Title from here, text from Megan McArdle:

Actually going through the mortgage process is a reminder of one of the reasons that things went so badly wrong during the housing bubble; we are inundated with paper. There are disclosures about the Mortgage Disclosure Improvement Act telling us we have seven days to review any change in our APR; disclosures about the Home Valuation Code of Conduct, even a disclosure solemnly informing us that the bank intends to check credit scores and may not loan us money if there's a bad payment history of too much debt. I'm pretty good with paperwork, and I understand all the terms being used (not to mention the laws being referenced), and I find it impossible to keep track of it all mentally...This illustrates, I think, the limits of transparency. Much of this paperwork is the product of earlier acts designed to help uninformed borrowers deal with the complexity of their loans. If you read and understand all of it, perhaps you do. But there's so much of it that it's relatively easier to overlook something.

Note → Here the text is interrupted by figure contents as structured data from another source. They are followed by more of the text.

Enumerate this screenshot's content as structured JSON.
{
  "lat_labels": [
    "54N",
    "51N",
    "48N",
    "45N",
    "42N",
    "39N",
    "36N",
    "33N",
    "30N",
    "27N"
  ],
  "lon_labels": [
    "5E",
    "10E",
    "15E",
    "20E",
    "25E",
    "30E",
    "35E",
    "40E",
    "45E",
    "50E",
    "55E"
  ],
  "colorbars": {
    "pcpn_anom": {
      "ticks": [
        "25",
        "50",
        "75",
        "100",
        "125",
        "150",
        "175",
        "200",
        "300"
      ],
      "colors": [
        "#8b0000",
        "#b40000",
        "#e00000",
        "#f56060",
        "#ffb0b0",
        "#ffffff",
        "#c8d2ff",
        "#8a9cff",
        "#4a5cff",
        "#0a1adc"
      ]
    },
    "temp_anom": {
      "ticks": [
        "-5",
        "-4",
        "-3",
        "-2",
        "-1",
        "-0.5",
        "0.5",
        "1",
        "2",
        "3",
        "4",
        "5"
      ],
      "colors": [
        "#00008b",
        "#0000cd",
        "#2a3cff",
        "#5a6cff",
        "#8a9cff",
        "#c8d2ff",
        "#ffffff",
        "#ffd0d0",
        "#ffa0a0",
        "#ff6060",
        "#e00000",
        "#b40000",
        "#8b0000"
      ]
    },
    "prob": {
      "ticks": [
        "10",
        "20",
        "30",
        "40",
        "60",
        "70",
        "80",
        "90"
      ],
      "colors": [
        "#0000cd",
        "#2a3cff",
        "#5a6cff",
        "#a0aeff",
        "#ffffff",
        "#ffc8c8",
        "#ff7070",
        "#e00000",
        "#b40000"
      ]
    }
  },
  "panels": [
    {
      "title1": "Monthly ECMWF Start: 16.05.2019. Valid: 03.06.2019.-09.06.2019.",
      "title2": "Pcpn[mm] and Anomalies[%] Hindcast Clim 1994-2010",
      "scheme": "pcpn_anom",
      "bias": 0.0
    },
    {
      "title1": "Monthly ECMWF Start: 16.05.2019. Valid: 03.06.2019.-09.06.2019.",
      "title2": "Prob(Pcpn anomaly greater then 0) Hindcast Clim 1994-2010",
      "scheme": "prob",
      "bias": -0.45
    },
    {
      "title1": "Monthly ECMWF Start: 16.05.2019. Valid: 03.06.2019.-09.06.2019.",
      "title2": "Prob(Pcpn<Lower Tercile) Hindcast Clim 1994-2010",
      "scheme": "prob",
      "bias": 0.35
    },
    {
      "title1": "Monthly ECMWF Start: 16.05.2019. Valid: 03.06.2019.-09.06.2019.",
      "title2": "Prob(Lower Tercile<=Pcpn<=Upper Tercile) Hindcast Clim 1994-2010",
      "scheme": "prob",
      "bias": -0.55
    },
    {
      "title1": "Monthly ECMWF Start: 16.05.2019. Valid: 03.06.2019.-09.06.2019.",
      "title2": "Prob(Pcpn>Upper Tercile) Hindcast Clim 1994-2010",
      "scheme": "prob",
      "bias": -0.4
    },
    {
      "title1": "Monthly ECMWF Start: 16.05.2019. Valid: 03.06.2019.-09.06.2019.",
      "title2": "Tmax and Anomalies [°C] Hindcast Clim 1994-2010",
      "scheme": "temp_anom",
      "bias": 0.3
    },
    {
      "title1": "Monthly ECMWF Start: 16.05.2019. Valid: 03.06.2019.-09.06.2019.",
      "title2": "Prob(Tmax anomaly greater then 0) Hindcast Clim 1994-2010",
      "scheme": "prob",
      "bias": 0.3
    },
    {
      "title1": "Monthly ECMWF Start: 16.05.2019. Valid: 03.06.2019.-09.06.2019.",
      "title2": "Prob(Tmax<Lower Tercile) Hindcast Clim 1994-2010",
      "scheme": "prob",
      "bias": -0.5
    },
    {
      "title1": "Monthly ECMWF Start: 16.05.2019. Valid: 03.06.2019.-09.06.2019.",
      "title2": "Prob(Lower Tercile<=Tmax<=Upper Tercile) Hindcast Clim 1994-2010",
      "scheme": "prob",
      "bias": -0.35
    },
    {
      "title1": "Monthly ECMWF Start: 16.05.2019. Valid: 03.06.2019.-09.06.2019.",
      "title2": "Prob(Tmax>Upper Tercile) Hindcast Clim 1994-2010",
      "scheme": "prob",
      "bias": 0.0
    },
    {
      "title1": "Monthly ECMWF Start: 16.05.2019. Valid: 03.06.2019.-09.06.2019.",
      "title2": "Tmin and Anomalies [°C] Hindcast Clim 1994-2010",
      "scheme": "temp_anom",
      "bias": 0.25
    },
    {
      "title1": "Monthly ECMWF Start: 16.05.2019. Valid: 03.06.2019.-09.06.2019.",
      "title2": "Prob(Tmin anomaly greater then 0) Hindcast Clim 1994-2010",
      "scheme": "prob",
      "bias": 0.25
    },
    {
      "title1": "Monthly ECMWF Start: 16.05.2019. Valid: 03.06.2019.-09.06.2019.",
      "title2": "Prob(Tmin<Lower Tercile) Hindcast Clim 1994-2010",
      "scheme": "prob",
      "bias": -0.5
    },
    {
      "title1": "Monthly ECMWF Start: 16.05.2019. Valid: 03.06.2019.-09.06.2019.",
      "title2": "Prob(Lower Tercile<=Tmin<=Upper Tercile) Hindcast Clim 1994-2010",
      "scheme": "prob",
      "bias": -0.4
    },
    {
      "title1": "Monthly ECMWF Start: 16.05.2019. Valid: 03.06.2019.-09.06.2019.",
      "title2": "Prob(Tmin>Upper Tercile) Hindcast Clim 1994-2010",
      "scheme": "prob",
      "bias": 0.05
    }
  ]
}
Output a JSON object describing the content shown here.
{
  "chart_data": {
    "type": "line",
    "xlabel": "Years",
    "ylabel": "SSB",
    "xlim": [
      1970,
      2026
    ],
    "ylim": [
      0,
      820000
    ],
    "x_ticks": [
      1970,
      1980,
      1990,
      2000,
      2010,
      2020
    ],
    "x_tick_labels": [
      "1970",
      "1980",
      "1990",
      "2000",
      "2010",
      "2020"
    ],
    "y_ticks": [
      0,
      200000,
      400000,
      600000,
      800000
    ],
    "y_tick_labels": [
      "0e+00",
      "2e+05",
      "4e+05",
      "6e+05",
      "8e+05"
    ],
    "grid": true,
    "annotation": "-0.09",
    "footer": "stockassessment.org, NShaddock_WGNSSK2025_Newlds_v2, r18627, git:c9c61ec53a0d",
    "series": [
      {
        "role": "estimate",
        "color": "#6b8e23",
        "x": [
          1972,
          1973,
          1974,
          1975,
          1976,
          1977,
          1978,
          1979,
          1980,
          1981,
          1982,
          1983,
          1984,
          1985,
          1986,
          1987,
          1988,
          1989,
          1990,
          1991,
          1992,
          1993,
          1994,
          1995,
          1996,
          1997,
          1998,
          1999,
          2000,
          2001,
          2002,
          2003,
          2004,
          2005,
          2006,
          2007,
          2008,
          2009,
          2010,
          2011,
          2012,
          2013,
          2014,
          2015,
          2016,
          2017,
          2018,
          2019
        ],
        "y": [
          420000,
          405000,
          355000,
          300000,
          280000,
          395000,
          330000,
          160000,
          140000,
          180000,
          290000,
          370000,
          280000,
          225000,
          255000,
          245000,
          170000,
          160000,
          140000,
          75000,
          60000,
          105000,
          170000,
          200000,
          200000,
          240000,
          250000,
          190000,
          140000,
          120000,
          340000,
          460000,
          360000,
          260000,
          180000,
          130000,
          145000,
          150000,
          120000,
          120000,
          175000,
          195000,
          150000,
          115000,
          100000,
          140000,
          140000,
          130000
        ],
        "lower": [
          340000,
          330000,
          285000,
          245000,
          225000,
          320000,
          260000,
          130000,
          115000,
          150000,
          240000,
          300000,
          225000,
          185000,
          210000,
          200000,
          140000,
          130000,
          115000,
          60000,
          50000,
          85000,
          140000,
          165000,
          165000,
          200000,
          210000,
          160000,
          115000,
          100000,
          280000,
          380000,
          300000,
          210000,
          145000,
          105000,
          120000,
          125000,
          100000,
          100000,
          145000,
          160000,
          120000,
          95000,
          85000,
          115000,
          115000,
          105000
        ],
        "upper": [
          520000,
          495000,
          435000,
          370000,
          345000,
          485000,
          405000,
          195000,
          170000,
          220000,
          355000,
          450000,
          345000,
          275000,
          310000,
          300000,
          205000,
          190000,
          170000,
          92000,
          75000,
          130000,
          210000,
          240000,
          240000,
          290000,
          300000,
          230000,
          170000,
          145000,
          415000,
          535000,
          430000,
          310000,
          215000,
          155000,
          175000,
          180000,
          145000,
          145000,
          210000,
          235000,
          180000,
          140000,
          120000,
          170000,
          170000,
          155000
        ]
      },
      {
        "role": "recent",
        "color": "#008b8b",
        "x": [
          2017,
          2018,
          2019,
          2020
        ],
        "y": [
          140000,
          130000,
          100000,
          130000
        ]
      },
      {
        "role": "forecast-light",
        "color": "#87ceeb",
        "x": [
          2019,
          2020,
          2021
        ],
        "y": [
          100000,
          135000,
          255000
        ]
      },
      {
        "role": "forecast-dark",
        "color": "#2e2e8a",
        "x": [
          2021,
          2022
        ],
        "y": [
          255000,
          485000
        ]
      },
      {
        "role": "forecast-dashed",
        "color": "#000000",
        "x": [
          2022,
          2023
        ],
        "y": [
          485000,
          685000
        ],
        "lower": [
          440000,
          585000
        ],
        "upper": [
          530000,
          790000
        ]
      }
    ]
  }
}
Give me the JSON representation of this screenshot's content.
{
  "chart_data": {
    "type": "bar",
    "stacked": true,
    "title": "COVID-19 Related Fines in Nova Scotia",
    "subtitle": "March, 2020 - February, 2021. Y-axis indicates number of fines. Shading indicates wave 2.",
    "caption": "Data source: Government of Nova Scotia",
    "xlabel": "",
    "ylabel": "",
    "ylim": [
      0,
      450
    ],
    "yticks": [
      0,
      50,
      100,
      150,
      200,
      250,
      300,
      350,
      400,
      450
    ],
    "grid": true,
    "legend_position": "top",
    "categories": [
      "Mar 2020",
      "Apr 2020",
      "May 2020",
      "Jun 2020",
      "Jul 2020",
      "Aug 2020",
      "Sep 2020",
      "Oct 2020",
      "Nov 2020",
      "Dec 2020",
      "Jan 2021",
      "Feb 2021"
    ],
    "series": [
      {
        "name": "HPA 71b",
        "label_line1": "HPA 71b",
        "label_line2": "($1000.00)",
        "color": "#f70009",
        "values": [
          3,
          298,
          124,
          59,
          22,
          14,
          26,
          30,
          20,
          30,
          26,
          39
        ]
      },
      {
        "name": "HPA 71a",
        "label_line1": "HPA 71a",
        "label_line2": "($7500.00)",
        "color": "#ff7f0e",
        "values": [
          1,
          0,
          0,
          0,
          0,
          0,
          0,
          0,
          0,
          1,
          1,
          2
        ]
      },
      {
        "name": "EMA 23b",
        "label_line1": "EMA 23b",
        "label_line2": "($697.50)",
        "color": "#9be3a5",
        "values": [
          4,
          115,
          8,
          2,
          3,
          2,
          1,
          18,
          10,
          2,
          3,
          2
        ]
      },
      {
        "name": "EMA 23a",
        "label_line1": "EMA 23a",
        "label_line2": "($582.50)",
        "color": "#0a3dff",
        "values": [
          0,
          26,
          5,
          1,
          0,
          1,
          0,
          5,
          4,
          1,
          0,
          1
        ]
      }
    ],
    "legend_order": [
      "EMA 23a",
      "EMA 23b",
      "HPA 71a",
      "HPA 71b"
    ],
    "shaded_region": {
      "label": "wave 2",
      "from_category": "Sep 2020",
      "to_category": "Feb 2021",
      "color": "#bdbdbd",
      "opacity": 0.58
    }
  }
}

...I don't know that we're striking the wrong balance; I don't need a quarter point lower rate so badly that we should expose millions of unsophisticated homebuyers to danger of being cheated. What worries me is that there's little recognition that we have to strike a balance--or for that matter, even that there are tradeoffs. Everything that ever disadvantaged someone is automatically assumed to be a terrible product feature that ought to be eliminated. That instinct is what most worries me about the new CFPA.